Embora de forma áspera e cruel, JAS (de cuja escrita e "doutrina" não sou particular adepto) diz o essencial sobre os nossos tempos, na Europa e em Portugal: (quase) toda a legislação, regulamentação e promoção é negativa, destruidora, asfixiante! Não se vive em serenidade, mas em stress; não se apela à compaixão, mas à competitividade; não se procura o bem, mas o mal menor; não se educa, "instrói-se"; não se combate a pobreza nem a solidão, antes se desertifica e exclui-se; não se cria riqueza, reduz-se despesa; não se poupa, gasta-se; não se valoriza a vida, facilita-se a morte...
Eu, no único assunto em que sou pelo sim é no referendo do aborto.
E só que lamento, é que façam render o peixe para as próximas eleições.
O mais adequado era juntarem logo tudo no mesmo voto. E aí também não tinha dúvidas- era sim para abortar tudo por junto.
A lógica do voto não é a questão. É apenas saber-se que vai haver quem vote.

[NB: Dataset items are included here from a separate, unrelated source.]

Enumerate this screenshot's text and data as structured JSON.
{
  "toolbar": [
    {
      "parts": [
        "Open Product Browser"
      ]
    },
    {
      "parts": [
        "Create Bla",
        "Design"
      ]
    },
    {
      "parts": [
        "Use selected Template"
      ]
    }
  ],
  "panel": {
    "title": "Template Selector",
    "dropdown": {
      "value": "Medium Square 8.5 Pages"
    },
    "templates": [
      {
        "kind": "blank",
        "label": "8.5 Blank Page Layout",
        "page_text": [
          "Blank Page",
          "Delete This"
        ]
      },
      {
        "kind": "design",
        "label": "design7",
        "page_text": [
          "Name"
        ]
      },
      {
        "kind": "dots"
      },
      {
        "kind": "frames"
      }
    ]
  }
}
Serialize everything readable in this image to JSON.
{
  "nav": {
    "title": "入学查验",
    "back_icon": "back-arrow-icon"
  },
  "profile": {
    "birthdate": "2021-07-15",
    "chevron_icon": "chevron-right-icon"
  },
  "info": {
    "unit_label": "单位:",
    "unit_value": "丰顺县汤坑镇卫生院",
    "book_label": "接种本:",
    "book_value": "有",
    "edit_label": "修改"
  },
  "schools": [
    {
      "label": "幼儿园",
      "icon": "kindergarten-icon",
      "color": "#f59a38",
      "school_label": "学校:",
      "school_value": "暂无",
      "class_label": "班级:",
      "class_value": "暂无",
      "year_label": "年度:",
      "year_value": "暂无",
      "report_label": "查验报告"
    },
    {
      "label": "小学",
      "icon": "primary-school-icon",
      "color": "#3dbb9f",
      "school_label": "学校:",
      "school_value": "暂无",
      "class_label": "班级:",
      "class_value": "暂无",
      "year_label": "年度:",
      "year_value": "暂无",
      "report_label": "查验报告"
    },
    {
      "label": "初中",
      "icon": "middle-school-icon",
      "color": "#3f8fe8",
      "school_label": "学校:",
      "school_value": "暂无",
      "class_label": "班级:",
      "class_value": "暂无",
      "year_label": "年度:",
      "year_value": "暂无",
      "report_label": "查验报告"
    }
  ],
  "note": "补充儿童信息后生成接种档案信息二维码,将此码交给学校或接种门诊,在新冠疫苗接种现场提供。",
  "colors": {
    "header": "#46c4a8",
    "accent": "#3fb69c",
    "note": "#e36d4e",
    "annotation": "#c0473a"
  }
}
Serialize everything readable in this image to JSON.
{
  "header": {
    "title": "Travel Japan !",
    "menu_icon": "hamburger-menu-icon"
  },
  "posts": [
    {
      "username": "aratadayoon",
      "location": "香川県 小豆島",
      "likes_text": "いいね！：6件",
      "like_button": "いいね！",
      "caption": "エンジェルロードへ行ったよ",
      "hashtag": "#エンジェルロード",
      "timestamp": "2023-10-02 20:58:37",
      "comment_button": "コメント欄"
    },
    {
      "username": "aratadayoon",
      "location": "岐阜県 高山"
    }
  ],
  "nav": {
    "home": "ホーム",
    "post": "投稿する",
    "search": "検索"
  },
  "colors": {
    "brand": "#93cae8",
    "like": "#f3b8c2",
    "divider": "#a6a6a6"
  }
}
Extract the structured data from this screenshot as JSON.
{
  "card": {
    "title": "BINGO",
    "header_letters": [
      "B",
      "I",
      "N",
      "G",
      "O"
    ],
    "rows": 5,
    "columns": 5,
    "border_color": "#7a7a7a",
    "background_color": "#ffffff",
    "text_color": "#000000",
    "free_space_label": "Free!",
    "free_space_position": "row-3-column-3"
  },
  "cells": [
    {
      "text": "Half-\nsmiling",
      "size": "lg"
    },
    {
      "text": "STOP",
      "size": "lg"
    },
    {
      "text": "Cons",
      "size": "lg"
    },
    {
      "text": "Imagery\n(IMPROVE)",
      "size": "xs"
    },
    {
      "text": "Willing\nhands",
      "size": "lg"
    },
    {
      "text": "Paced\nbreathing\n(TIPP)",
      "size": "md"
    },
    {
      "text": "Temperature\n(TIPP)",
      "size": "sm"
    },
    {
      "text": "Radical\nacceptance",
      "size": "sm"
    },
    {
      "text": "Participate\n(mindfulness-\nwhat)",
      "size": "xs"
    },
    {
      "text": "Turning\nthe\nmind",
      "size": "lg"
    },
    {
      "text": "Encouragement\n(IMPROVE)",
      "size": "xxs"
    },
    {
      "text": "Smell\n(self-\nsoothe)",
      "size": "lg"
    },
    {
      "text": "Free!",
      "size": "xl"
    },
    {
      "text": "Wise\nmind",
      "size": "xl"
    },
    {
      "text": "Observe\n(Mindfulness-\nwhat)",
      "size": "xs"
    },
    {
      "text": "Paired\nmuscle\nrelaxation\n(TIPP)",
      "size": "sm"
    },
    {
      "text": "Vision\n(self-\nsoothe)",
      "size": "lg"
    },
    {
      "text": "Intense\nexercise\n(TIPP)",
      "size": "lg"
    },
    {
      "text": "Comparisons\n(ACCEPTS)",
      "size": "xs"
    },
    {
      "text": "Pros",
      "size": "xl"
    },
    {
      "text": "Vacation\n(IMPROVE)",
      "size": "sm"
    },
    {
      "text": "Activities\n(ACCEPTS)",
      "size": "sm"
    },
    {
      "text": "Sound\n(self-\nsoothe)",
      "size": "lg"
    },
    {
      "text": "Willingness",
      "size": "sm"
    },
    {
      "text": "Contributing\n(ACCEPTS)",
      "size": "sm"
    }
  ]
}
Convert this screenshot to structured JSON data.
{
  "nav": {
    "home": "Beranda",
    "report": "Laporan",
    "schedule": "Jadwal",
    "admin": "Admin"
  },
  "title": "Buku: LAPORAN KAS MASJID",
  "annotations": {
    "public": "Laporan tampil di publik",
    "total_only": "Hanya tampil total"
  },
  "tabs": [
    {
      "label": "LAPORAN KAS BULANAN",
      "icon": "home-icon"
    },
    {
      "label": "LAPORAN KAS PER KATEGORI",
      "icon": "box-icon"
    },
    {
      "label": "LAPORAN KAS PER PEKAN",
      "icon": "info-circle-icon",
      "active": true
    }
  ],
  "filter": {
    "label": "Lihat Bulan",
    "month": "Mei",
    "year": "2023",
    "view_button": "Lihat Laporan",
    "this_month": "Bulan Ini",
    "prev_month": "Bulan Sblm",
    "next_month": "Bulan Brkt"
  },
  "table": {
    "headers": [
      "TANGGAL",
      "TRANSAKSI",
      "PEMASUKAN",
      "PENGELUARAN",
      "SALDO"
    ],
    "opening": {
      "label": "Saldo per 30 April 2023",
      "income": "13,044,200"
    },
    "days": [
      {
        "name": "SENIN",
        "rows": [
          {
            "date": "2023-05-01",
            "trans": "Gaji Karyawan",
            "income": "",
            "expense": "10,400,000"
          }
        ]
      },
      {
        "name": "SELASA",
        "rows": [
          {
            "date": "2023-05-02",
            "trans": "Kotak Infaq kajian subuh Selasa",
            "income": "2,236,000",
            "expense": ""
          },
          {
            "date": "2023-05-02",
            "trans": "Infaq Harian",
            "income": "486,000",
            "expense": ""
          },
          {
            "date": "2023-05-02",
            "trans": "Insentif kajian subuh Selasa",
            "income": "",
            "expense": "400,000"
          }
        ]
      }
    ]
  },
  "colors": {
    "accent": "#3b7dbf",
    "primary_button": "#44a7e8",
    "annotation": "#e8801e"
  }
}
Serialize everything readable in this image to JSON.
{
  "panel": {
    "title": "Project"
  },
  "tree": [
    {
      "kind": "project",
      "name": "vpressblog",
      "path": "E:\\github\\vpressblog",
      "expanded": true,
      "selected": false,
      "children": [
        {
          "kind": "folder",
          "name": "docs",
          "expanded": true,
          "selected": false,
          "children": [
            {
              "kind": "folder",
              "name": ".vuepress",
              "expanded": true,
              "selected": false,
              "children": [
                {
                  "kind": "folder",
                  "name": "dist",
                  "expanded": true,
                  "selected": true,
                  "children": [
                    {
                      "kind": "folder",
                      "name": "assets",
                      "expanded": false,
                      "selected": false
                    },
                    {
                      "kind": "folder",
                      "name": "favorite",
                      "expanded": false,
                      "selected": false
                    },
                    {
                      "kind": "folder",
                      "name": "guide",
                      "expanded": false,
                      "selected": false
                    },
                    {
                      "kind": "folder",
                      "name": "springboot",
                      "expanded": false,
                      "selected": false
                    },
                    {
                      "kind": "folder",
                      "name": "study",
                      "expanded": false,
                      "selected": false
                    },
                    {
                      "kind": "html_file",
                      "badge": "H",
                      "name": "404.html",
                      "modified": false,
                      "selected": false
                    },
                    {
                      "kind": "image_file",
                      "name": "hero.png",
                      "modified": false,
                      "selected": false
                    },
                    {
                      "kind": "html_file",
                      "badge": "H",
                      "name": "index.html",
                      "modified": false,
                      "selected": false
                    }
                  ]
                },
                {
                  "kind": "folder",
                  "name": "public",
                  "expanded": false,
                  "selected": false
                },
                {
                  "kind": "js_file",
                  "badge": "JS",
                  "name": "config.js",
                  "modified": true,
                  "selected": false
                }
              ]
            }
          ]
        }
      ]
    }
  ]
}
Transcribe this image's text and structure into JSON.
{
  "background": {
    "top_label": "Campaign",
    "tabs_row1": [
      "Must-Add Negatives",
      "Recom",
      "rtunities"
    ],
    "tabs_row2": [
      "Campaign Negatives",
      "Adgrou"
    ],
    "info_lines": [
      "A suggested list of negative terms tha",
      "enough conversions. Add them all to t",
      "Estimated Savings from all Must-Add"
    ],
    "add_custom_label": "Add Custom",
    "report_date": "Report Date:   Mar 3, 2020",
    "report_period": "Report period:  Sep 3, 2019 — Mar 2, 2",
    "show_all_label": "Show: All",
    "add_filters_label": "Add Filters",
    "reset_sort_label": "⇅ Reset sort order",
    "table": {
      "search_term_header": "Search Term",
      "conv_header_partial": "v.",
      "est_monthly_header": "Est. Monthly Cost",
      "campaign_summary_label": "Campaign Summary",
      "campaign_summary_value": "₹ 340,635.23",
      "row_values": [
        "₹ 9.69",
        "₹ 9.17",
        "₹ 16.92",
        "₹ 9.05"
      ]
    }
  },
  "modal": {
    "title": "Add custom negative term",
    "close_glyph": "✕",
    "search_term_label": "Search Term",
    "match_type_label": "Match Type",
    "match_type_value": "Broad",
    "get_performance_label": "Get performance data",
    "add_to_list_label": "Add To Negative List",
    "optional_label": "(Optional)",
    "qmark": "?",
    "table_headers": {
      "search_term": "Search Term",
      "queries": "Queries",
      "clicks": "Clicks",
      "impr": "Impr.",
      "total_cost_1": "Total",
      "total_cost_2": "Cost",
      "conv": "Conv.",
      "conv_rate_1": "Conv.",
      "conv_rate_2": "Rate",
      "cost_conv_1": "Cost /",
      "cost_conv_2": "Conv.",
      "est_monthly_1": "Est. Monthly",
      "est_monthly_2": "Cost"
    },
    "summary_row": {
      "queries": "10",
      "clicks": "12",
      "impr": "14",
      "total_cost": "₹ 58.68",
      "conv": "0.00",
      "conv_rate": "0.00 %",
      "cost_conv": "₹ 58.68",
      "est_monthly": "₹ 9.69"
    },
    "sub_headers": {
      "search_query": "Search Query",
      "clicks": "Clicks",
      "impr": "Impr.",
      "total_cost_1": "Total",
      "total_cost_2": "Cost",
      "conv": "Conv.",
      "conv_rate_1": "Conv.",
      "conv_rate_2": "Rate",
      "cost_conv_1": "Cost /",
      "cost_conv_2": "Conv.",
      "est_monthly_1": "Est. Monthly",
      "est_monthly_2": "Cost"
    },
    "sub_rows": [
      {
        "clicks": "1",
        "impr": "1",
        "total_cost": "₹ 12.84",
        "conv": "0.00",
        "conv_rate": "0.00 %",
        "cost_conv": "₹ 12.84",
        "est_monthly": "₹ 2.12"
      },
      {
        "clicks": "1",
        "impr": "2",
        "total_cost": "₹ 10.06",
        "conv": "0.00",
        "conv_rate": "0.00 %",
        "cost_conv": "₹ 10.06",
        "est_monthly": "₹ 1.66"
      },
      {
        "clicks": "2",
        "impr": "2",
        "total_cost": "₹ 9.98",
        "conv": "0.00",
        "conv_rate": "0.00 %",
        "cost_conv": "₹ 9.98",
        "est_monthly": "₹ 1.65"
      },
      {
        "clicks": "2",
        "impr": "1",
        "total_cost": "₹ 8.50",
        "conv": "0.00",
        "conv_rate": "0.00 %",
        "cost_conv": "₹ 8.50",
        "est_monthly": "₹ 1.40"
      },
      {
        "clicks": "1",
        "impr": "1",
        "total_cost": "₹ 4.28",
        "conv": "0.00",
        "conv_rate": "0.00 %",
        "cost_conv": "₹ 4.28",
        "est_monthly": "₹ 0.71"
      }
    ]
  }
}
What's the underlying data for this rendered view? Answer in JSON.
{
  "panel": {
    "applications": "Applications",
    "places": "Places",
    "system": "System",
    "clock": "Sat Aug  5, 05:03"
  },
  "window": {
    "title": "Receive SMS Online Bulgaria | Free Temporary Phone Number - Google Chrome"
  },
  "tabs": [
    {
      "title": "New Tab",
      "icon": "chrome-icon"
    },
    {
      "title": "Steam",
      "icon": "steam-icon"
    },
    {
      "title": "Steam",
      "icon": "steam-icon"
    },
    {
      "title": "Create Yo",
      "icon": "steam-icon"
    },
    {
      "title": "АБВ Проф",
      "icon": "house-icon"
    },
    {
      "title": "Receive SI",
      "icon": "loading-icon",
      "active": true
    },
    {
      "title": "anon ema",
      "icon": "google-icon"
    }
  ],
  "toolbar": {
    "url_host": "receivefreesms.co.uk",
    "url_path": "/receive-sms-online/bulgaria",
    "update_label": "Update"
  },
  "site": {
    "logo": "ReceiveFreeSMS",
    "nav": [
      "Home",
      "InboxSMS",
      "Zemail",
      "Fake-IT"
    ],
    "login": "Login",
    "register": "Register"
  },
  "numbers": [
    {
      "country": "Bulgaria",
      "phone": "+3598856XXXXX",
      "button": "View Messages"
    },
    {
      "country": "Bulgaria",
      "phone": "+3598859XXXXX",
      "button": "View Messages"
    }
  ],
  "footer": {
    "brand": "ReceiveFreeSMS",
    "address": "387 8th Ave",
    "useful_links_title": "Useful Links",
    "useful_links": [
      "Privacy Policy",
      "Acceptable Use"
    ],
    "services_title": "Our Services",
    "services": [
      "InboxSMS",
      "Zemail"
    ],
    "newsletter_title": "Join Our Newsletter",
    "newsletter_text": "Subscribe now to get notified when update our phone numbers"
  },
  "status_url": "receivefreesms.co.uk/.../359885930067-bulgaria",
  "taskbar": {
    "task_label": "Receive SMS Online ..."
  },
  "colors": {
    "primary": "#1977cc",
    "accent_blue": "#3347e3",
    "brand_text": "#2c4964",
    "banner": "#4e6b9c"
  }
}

Por mim, escolho um sacana que dá à sola e deixa à rapariga a tarefa de abortar, e ainda vai votar contra o aborto, para lhe neutralizar o voto.
Nos restantes basta escolher outro ódio de estimação e fazer o mesmo: um pedófilo panilas que vota sim, leva com a neutralização do meu voto pelo não. Um tarado do admirável Mundo Novo que quer um mundo com médicos transformados em carrascos por conta, leva outro não.